I'm very confused by this and I'm sure it's something simple, hopefully someone can point me in the right direction.
I am working on a text mining project with the TM package and when I run the code in the console it works perfectly however when I call the function itself, the final output is empty.
Here's some sample code:
func <- function(filename, count=100, full=FALSE){
packages <- c("ggplot2", "tm")
if (length(setdiff(packages, rownames(installed.packages()))) > 0) {
install.packages(setdiff(packages, rownames(installed.packages())))
}
library(tm)
library(ggplot2)
## get data
data <- read.csv(filename)
##Create corpus and remove formatting from text
Tickets <- Corpus(DataframeSource(data))
Tickets = tm_map(Tickets, removePunctuation)
Tickets = tm_map(Tickets, tolower)
##Create stopwords vector to remove complete list from data
stopwords <- read.csv("stopwords.csv", header=FALSE)
stopwords <- as.character(stopwords[,1])
stopwords <- c(stopwords("english"), stopwords)
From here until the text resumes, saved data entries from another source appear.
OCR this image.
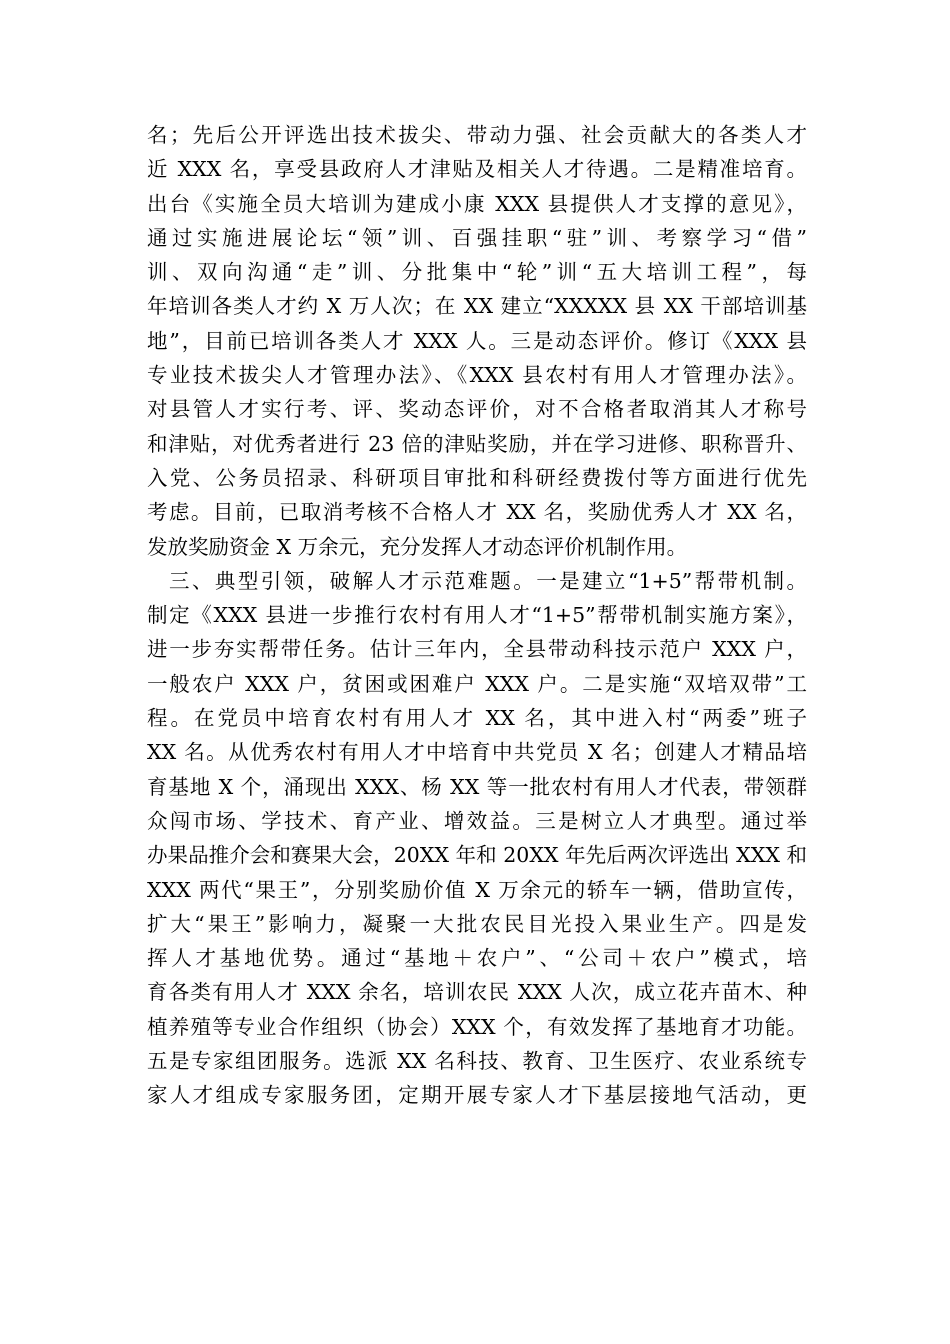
名；先后公开评选出技术拔尖、带动力强、社会贡献大的各类人才
近 XXX 名，享受县政府人才津贴及相关人才待遇。二是精准培育。
出台《实施全员大培训为建成小康 XXX 县提供人才支撑的意见》，
通过实施进展论坛“领”训、百强挂职“驻”训、考察学习“借”
训、双向沟通“走”训、分批集中“轮”训“五大培训工程”，每
年培训各类人才约 X 万人次；在 XX 建立“XXXXX 县 XX 干部培训基
地”，目前已培训各类人才 XXX 人。三是动态评价。修订《XXX 县
专业技术拔尖人才管理办法》、《XXX 县农村有用人才管理办法》。
对县管人才实行考、评、奖动态评价，对不合格者取消其人才称号
和津贴，对优秀者进行 23 倍的津贴奖励，并在学习进修、职称晋升、
入党、公务员招录、科研项目审批和科研经费拨付等方面进行优先
考虑。目前，已取消考核不合格人才 XX 名，奖励优秀人才 XX 名，
发放奖励资金 X 万余元，充分发挥人才动态评价机制作用。
三、典型引领，破解人才示范难题。一是建立“1+5”帮带机制。
制定《XXX 县进一步推行农村有用人才“1+5”帮带机制实施方案》，
进一步夯实帮带任务。估计三年内，全县带动科技示范户 XXX 户，
一般农户 XXX 户，贫困或困难户 XXX 户。二是实施“双培双带”工
程。在党员中培育农村有用人才 XX 名，其中进入村“两委”班子
XX 名。从优秀农村有用人才中培育中共党员 X 名；创建人才精品培
育基地 X 个，涌现出 XXX、杨 XX 等一批农村有用人才代表，带领群
众闯市场、学技术、育产业、增效益。三是树立人才典型。通过举
办果品推介会和赛果大会，20XX 年和 20XX 年先后两次评选出 XXX 和
XXX 两代“果王”，分别奖励价值 X 万余元的轿车一辆，借助宣传，
扩大“果王”影响力，凝聚一大批农民目光投入果业生产。四是发
挥人才基地优势。通过“基地＋农户”、“公司＋农户”模式，培
育各类有用人才 XXX 余名，培训农民 XXX 人次，成立花卉苗木、种
植养殖等专业合作组织（协会）XXX 个，有效发挥了基地育才功能。
五是专家组团服务。选派 XX 名科技、教育、卫生医疗、农业系统专
家人才组成专家服务团，定期开展专家人才下基层接地气活动，更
## create full analasis of whole data, if selected by user
if(full==TRUE){
Tickets = tm_map(Tickets, PlainTextDocument) ##convert back to a text document we can analyse
Tickets.TDM <- TermDocumentMatrix(Tickets) ## create matrix for analysis
TDM.frame <- data.frame(as.matrix(Tickets.TDM))
write.csv(TDM.frame, "Full_queue_analysis.csv")
}
## Remove Stopwords and irrelevant data then convert to TDM for analysis
Tickets = tm_map(Tickets, removeWords, stopwords)
Tickets = tm_map(Tickets, removeNumbers)
Tickets = tm_map(Tickets, stripWhitespace)
Tickets = tm_map(Tickets, PlainTextDocument)
Tickets.TDM <- TermDocumentMatrix(Tickets)
## matrix to frame for additional calculations
TDM.frame <- data.frame(as.matrix(Tickets.TDM))
##count each word once word per entry and only display those which count more than user specified amount
Counts.df <- data.frame(rowSums(TDM.frame > 0))
colnames(Counts.df) <- "count"
Counts.df <- subset(Counts.df, count > count)
## create csv file for final counts
write.csv(Counts.df, "Queue_analysis.csv")
##Print basic analysis based on user option
cat("Terms which appear more than",count,"times:")
findFreqTerms(Tickets.TDM, count)
Things seem to go wrong when initialising the Counts.df vector, I can run this perfectly through the console and it populates with the correct data however when run in the funciton it is completely empty, though it does exist.
There's no errors and the function ends as expected but when opening the csv file, it's empty with just the "count" header.
Thanks for any advice!
Edit - added function itself, sorry!